ChainTrust Offers GDPR Compliant Remote Employee Management During COVID-19 Outbreak

ChainTrust GmbH, based in Hamburg, Germany, is out with a new crisis management system for entities that have migrated to remote operations during the COVID-19 outbreak. The company is focusing on supporting firms and other institutions to manage their workers in a GDPR compliant manner.

Karsten Müller, Managing Director of ChainTrust, explained that starting a large-scale IT project now in a crisis doesn’t help much:

“It is better to use an external solution for the transition period that offers both current reporting and a backup of existing plans.”

ChainTrust believes that the most important thing for company managers is to keep an overview as offices go virtual.

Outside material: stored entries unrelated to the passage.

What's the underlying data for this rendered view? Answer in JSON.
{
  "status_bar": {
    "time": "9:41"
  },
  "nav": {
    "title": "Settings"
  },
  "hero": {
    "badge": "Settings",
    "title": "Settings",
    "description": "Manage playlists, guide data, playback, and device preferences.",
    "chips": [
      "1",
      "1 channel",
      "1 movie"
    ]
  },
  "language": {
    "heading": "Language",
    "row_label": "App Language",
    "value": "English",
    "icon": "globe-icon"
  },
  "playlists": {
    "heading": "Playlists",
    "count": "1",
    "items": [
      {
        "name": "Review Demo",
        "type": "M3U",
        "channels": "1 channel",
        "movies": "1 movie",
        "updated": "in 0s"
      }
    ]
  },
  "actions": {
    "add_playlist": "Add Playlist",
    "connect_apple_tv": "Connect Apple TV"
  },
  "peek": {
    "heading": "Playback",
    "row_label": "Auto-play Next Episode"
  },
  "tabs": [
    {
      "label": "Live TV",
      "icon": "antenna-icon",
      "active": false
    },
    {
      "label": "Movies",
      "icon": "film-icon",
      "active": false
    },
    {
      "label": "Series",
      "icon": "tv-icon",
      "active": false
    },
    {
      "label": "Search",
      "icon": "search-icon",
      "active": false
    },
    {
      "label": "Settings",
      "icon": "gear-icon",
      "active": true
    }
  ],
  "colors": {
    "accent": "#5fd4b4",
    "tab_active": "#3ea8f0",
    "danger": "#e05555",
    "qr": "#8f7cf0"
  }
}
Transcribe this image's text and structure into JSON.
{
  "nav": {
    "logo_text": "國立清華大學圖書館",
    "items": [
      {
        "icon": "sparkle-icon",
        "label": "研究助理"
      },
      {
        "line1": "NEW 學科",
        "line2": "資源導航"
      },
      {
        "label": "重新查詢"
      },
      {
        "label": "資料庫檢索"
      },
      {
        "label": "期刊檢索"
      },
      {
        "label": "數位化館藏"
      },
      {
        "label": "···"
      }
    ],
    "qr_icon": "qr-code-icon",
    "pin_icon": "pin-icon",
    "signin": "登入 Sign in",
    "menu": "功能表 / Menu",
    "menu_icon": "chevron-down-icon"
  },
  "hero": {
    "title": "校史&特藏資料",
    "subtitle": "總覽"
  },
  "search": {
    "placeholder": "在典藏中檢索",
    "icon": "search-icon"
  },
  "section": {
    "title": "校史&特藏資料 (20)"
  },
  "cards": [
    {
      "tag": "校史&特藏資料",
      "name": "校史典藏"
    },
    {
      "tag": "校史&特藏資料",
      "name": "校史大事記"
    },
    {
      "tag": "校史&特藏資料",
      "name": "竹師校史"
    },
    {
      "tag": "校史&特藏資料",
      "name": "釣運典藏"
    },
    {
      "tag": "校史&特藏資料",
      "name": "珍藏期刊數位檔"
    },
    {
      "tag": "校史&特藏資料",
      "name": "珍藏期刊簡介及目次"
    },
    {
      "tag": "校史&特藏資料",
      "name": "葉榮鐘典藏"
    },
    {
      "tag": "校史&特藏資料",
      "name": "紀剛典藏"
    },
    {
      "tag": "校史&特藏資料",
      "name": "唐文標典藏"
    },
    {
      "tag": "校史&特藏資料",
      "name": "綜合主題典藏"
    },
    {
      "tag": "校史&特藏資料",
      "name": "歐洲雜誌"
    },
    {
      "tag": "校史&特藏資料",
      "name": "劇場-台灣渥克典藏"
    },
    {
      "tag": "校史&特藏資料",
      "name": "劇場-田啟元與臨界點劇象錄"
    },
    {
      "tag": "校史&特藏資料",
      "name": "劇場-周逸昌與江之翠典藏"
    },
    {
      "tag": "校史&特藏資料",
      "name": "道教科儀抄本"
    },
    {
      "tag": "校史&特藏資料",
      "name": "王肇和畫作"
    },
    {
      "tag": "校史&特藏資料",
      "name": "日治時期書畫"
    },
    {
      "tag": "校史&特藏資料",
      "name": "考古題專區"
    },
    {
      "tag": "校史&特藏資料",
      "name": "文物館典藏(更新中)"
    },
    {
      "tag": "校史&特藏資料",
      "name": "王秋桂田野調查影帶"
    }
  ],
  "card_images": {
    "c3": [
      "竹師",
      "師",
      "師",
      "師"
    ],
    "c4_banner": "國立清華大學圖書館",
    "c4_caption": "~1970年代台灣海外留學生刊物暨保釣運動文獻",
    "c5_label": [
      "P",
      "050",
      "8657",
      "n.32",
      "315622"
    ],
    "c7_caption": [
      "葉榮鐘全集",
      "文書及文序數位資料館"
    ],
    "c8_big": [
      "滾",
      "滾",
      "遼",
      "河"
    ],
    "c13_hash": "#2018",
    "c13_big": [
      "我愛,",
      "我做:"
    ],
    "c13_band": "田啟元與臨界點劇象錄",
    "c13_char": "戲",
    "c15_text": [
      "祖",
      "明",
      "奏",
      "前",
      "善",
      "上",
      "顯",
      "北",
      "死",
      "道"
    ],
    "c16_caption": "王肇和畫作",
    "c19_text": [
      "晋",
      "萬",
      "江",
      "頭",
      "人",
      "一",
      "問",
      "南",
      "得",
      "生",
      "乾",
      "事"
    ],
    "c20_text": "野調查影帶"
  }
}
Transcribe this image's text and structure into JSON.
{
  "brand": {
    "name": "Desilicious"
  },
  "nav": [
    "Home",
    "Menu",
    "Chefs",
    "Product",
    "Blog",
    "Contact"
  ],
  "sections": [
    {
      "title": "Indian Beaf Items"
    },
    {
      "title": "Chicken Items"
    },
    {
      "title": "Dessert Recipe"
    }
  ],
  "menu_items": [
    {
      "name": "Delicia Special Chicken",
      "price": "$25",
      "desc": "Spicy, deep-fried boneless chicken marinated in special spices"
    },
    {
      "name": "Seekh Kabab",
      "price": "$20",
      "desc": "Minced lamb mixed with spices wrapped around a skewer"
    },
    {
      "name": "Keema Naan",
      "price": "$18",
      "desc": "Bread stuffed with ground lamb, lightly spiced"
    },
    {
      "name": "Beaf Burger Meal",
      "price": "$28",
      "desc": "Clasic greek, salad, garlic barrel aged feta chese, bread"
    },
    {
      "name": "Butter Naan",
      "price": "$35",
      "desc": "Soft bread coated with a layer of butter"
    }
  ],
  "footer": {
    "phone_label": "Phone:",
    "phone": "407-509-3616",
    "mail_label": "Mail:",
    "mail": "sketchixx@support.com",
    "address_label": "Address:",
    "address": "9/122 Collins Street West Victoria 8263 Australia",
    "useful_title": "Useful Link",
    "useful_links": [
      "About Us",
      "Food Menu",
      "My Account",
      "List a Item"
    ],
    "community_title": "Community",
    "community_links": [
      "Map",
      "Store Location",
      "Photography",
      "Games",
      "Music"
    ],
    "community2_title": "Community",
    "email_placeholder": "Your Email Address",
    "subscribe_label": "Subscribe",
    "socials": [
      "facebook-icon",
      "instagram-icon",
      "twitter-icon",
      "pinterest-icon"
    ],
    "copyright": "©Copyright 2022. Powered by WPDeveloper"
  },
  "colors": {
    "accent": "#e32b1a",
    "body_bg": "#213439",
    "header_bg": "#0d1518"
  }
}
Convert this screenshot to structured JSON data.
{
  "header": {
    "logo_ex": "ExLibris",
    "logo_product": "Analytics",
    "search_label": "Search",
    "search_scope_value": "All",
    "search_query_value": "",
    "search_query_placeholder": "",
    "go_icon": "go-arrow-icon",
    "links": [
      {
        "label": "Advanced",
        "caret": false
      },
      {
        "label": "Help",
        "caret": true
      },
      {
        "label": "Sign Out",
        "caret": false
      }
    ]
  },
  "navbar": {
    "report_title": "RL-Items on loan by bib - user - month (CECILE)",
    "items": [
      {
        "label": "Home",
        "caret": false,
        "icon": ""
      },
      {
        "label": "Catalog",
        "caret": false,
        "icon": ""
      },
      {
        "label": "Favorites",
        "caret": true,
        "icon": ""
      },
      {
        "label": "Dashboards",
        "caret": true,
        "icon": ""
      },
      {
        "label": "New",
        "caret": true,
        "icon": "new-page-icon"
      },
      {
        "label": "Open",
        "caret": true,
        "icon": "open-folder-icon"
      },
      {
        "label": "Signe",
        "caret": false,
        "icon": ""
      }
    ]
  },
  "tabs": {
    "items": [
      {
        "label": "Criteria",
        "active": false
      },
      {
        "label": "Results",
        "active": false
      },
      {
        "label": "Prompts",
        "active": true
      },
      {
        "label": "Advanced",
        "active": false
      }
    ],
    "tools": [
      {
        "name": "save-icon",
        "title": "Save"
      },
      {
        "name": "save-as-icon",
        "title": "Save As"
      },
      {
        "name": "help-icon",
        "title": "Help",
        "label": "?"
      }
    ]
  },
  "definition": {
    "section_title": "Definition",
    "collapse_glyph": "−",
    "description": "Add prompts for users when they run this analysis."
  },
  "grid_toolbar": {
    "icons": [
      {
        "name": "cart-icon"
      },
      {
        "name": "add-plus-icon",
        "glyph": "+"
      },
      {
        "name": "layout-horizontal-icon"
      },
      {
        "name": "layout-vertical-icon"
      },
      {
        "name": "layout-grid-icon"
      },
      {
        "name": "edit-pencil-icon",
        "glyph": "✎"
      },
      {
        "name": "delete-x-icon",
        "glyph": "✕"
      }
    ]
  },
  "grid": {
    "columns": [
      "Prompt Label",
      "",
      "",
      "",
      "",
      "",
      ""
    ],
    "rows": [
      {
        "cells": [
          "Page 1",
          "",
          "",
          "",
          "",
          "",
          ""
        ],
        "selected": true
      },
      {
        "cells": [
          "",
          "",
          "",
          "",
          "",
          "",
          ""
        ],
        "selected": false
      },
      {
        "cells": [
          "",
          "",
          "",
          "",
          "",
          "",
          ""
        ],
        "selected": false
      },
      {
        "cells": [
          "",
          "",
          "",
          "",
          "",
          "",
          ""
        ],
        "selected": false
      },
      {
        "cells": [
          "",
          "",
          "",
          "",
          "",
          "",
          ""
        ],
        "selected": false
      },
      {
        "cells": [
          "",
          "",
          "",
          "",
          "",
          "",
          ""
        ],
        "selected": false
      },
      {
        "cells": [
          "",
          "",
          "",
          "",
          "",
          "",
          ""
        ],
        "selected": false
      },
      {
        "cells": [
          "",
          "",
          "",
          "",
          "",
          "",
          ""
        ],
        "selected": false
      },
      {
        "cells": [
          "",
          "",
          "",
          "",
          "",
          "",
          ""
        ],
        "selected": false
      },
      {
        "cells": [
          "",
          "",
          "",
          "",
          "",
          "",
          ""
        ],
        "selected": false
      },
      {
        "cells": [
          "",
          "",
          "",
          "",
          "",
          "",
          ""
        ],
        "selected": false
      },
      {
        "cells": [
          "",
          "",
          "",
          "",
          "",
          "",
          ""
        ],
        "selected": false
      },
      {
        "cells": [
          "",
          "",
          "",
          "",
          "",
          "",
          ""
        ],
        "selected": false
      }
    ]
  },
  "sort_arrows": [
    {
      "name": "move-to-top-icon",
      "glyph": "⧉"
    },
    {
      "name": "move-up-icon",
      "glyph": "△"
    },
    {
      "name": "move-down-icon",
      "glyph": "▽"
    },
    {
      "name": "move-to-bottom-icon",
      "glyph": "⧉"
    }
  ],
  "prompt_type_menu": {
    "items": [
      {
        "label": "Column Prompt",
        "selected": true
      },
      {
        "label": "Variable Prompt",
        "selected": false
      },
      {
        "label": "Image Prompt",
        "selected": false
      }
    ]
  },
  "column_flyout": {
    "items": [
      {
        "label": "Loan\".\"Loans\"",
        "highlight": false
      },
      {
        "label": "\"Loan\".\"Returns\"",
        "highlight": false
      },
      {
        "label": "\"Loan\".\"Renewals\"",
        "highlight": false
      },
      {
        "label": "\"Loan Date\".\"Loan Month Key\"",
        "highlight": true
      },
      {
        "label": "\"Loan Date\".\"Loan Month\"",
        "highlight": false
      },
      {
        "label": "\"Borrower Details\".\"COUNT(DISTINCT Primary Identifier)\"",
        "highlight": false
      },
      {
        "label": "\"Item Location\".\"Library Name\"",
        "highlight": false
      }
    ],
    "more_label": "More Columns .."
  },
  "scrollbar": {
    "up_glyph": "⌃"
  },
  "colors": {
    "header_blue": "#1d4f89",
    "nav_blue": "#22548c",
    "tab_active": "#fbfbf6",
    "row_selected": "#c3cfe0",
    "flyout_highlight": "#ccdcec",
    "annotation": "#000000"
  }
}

“Some companies acted quickly,” says Müller. “So fast that the IT department no longer even knows who works with which hardware and with which data access from where.”

The ChainTrust crisis management system offers a solution that claims not to interfere with corporate IT and at low cost:

  • Every employee receives a smartphone app. This includes an encrypted CorporateMessenger for company communication and an emergency protocol. The status of each employee is recorded (health/quarantine/childcare, technical home office equipment). A bot automatically queries changes every day.
  • The data converge centrally in dashboards: The company receives a complete overview of the workforce (individual or flexible clusters/departments/regions). Communication, task allocation and process control take place from the dashboards.
  • To this end, emergency processes are prepared that are started automatically.

An example cited by ChainTrust proceeds as follows:

An employee status switches from healthy to infected, then automatic instructions are given to contact persons and superiors as well as the redistribution of tasks assigned to this employee. Corresponding processes are also triggered for customers’ infections. These emergency processes are set up from the outside and adapted to the respective company situation.

“The system is already in use at a bank, a hospital chain, and a care chain,” says Müller. “A big issue at the moment with banks is that the booked data volumes are used up – this issue can also be clarified automatically.”

Müller adds that they have reduced the fee to five Euros per employee per month. The underlying blockchain technology makes the process secure and the entire communication is encrypted and only on servers in Germany and compliant with data protection according to the GDPR.